According to new research from the Mortgage Bankers Association’s (MBA) Research Institute for Housing America (RIHA), examining current mortgage design models, underwriting standards, and intervention policies could help alleviate market pressures resulting from high levels of mortgage defaults.
“Mortgage Design, Underwriting, and Interventions: Promoting Sustainable Homeownership,” RIHA’s study, focuses on the lessons learned from the Great Financial Crisis and the COVID-19 pandemic to understand how to design a more robust system of mortgage finance that supports sustainable homeownership to better prepare for future periods of housing market stress.
“The mortgage industry has faced numerous challenges that have caused mass upheaval in the housing market, and in many cases, the industry was ill-prepared to handle the significant influx of mortgage defaults and subsequent foreclosures,” said Dr.
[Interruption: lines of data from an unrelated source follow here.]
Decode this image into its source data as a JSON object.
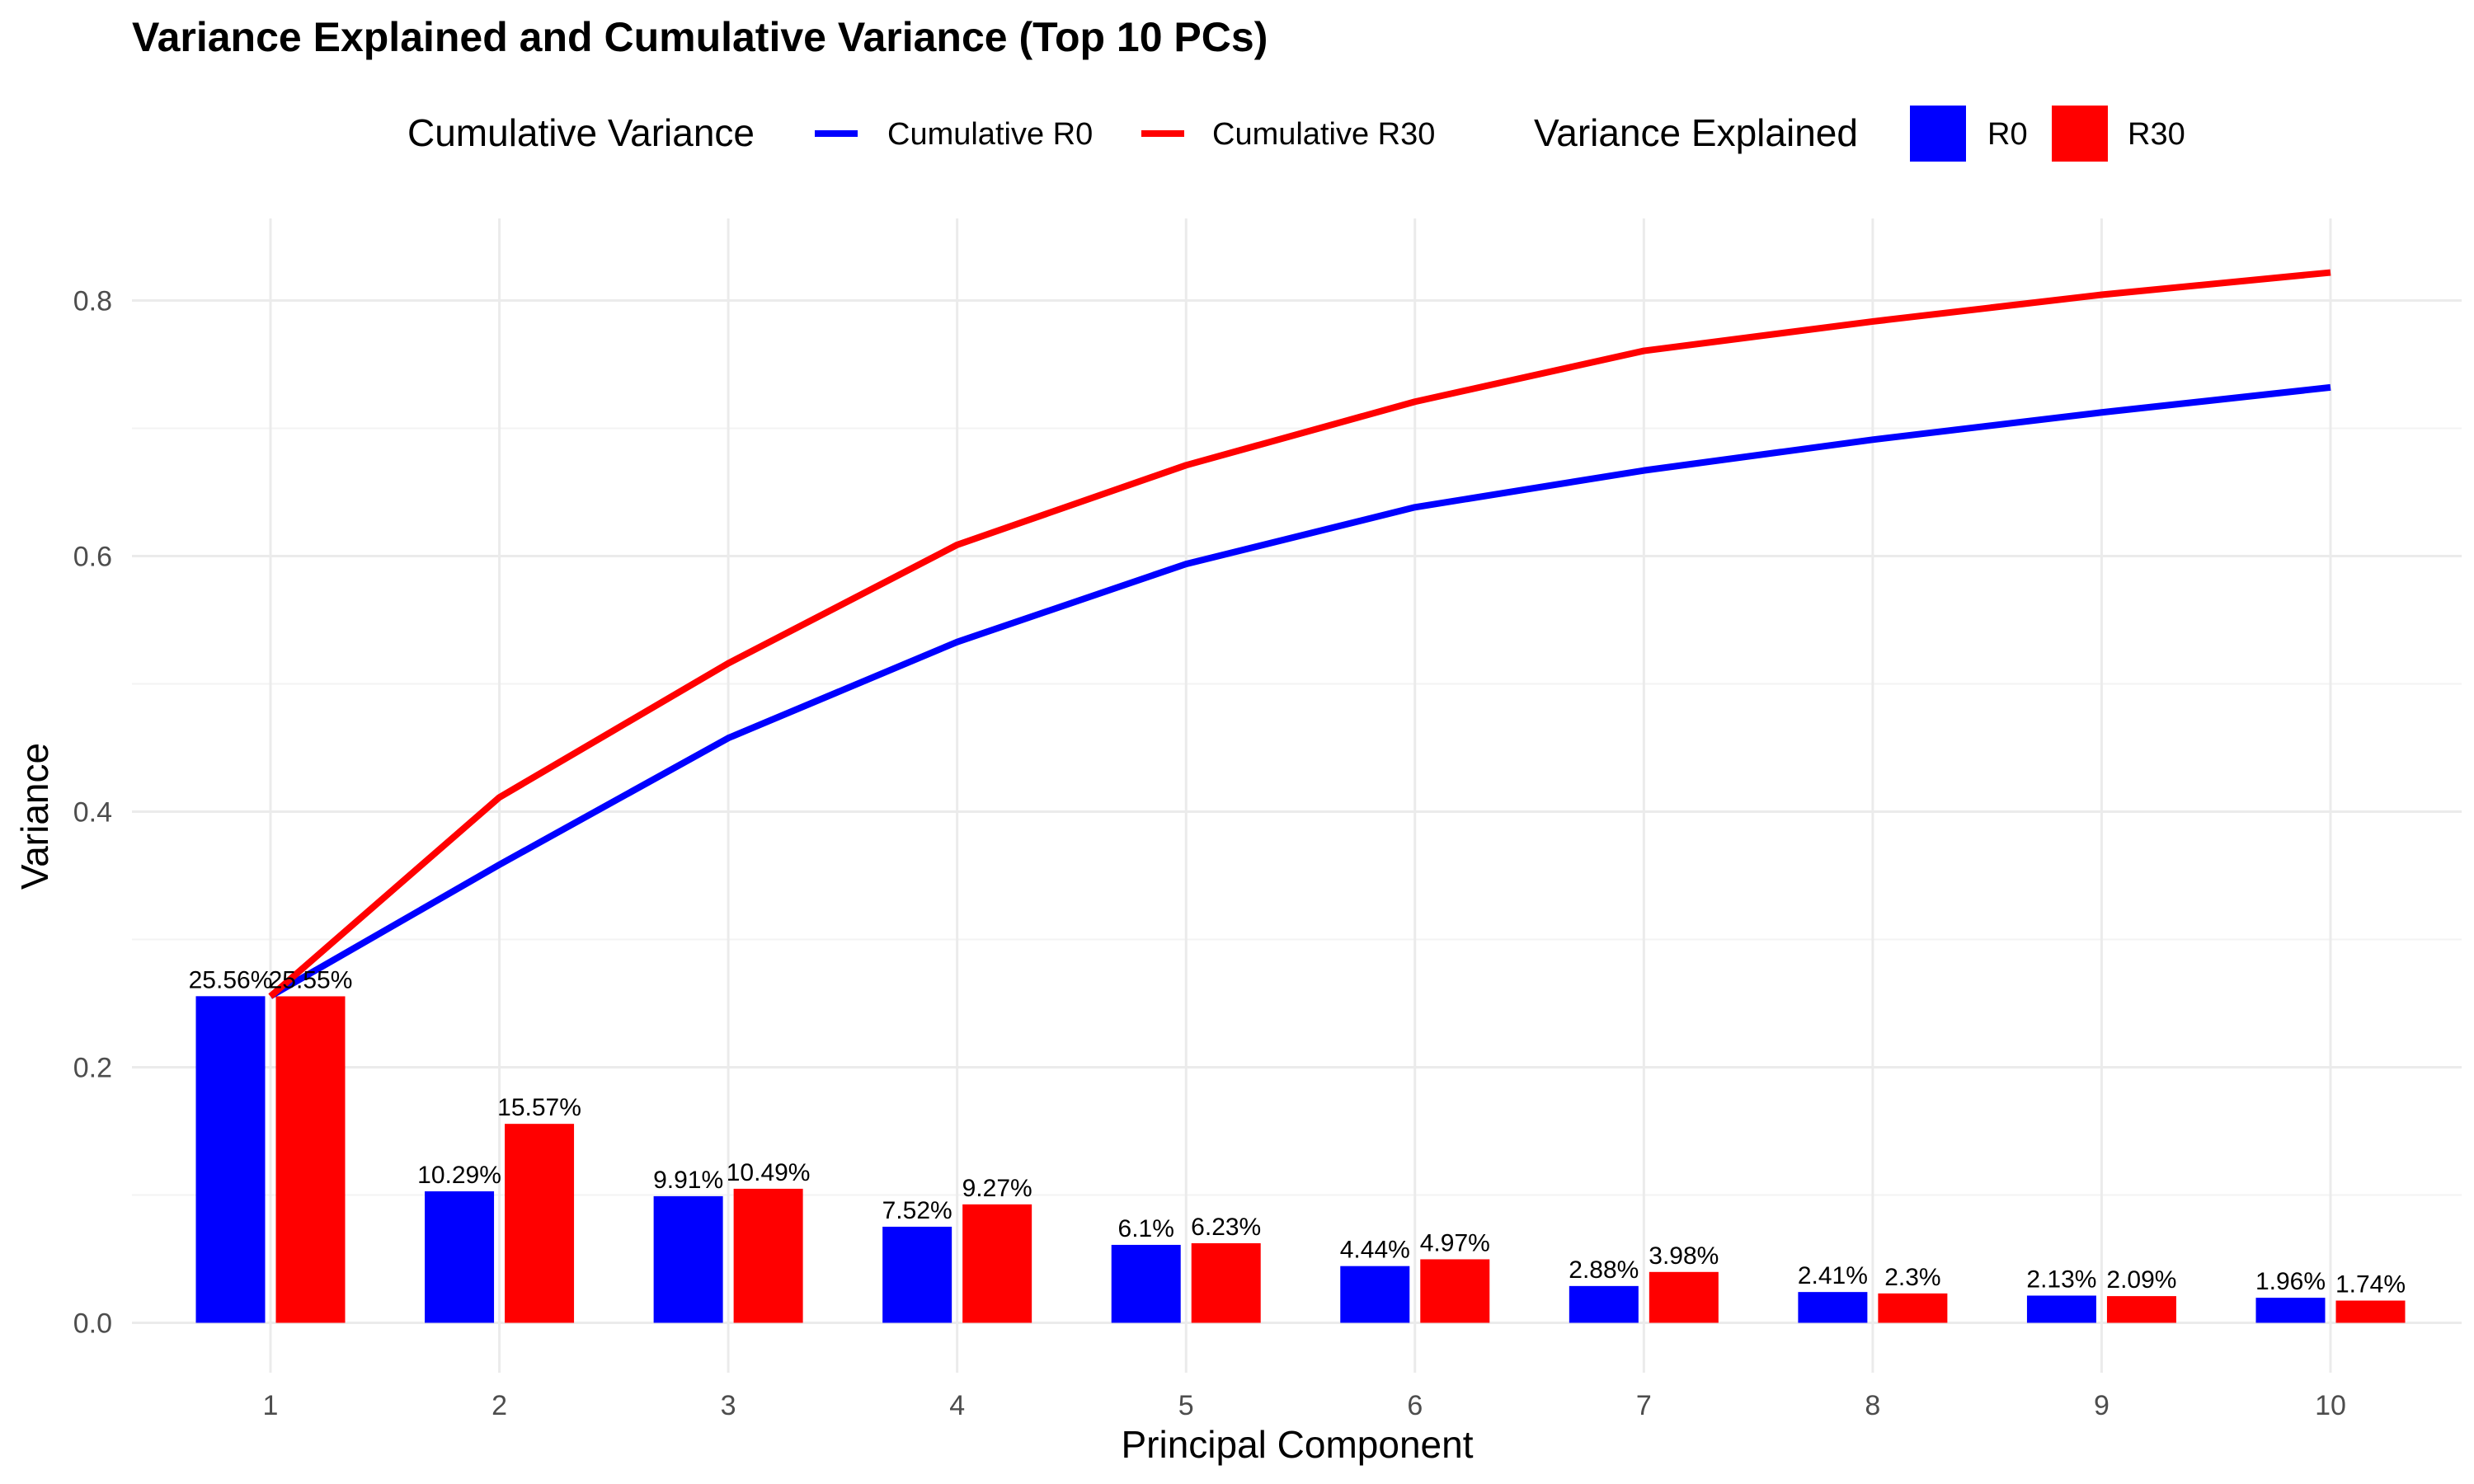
{
  "chart_data": {
    "type": "bar",
    "title": "Variance Explained and Cumulative Variance (Top 10 PCs)",
    "xlabel": "Principal Component",
    "ylabel": "Variance",
    "categories": [
      "1",
      "2",
      "3",
      "4",
      "5",
      "6",
      "7",
      "8",
      "9",
      "10"
    ],
    "ylim": [
      -0.045,
      0.865
    ],
    "y_ticks": [
      "0.0",
      "0.2",
      "0.4",
      "0.6",
      "0.8"
    ],
    "grid": true,
    "legend_position": "top",
    "legend": {
      "line_title": "Cumulative Variance",
      "bar_title": "Variance Explained"
    },
    "bar_series": [
      {
        "name": "R0",
        "color": "#0000ff",
        "values": [
          0.2556,
          0.1029,
          0.0991,
          0.0752,
          0.061,
          0.0444,
          0.0288,
          0.0241,
          0.0213,
          0.0196
        ],
        "labels": [
          "25.56%",
          "10.29%",
          "9.91%",
          "7.52%",
          "6.1%",
          "4.44%",
          "2.88%",
          "2.41%",
          "2.13%",
          "1.96%"
        ]
      },
      {
        "name": "R30",
        "color": "#ff0000",
        "values": [
          0.2555,
          0.1557,
          0.1049,
          0.0927,
          0.0623,
          0.0497,
          0.0398,
          0.023,
          0.0209,
          0.0174
        ],
        "labels": [
          "25.55%",
          "15.57%",
          "10.49%",
          "9.27%",
          "6.23%",
          "4.97%",
          "3.98%",
          "2.3%",
          "2.09%",
          "1.74%"
        ]
      }
    ],
    "line_series": [
      {
        "name": "Cumulative R0",
        "color": "#0000ff",
        "values": [
          0.2556,
          0.3585,
          0.4576,
          0.5328,
          0.5938,
          0.6382,
          0.667,
          0.6911,
          0.7124,
          0.732
        ]
      },
      {
        "name": "Cumulative R30",
        "color": "#ff0000",
        "values": [
          0.2555,
          0.4112,
          0.5161,
          0.6088,
          0.6711,
          0.7208,
          0.7606,
          0.7836,
          0.8045,
          0.8219
        ]
      }
    ]
  }
}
Joseph Tracy, a distinguished fellow at Purdue University and former Senior Federal Reserve Advisor. “The industry must continue to evolve with the changing dynamics of its customers and their needs. By examining current mortgage design and underwriting standards, the industry will be better equipped to assist distressed borrowers facing hardships.”
Proper Preparation
“Mortgage Design, Underwriting, and Interventions: Promoting Sustainable Homeownership” outlines characteristics of mortgage defaults based on the borrower’s equity position, and whether the borrower faced a liquidity shock. The paper also discusses how sustainable homeownership involves addressing the varying needs of borrowers to minimize defaults.
“Refocusing on sustainability will ensure that future gains in the homeownership rate are enduring and that households are more likely to attain their aspiration of one day owning their home debt free,” said Dr. Tracy.
Key Findings
According to the report, there are three basic situations that lead to mortgage default. The first is strategic default that occurs when borrowers have the ability to pay their mortgage, but choose to default due to being in negative equity. Second, double-trigger default occurs when a borrower is unable to pay their mortgage due to a liquidity shock, such as income or payment, and cannot sell their home due to negative equity. Third, cash-flow defaults occur when the borrower is unable to pay their mortgage due to a liquidity shock and chooses not to sell their home even though they have positive equity.
“The study’s findings can help the industry identify current issues impacting overall housing sustainability and how to prep for future housing downturns,” said Dr. Edward Seiler, Executive Director, RIHA, and MBA’s Associate VP, Housing Economics. “Creating solutions for distressed borrowers will greatly improve the efficiency in the housing market as well as provide additional ways to make sure distressed borrowers stay in their homes.”
Additional findings include:
- The aim when intervening with a distressed borrower is not to limit foreclosures (or to maximize the success of the intervention), but rather to minimize the loan’s expected loss.
- Calculating the expected loss from foreclosure requires an estimate of the average loss associated with a foreclosure and the likelihood that a borrower in default will cure.
- For any intervention, estimates are needed for the average losses if the intervention is successful and if it fails, as well as the likelihood that the intervention will be successful (that is the borrower will not redefault). The design of the intervention will affect each of these three components.
- Two key strategies for helping distressed borrowers are to mitigate any cash-flow constraints and to deleverage the borrower.
- Improving the robustness of housing finance and sustainable homeownership requires examining mortgage design, underwriting, and intervention policies for addressing stressed mortgage borrowers.
MBA’s RIHA is a 501(c)(3) trust fund. RIHA’s purpose is to encourage and assist–through grants to distinguished scholars and subject matter experts, educational institutions, research facilities, and government organizations–establishment of a broader-based knowledge of mortgage banking and real estate finance.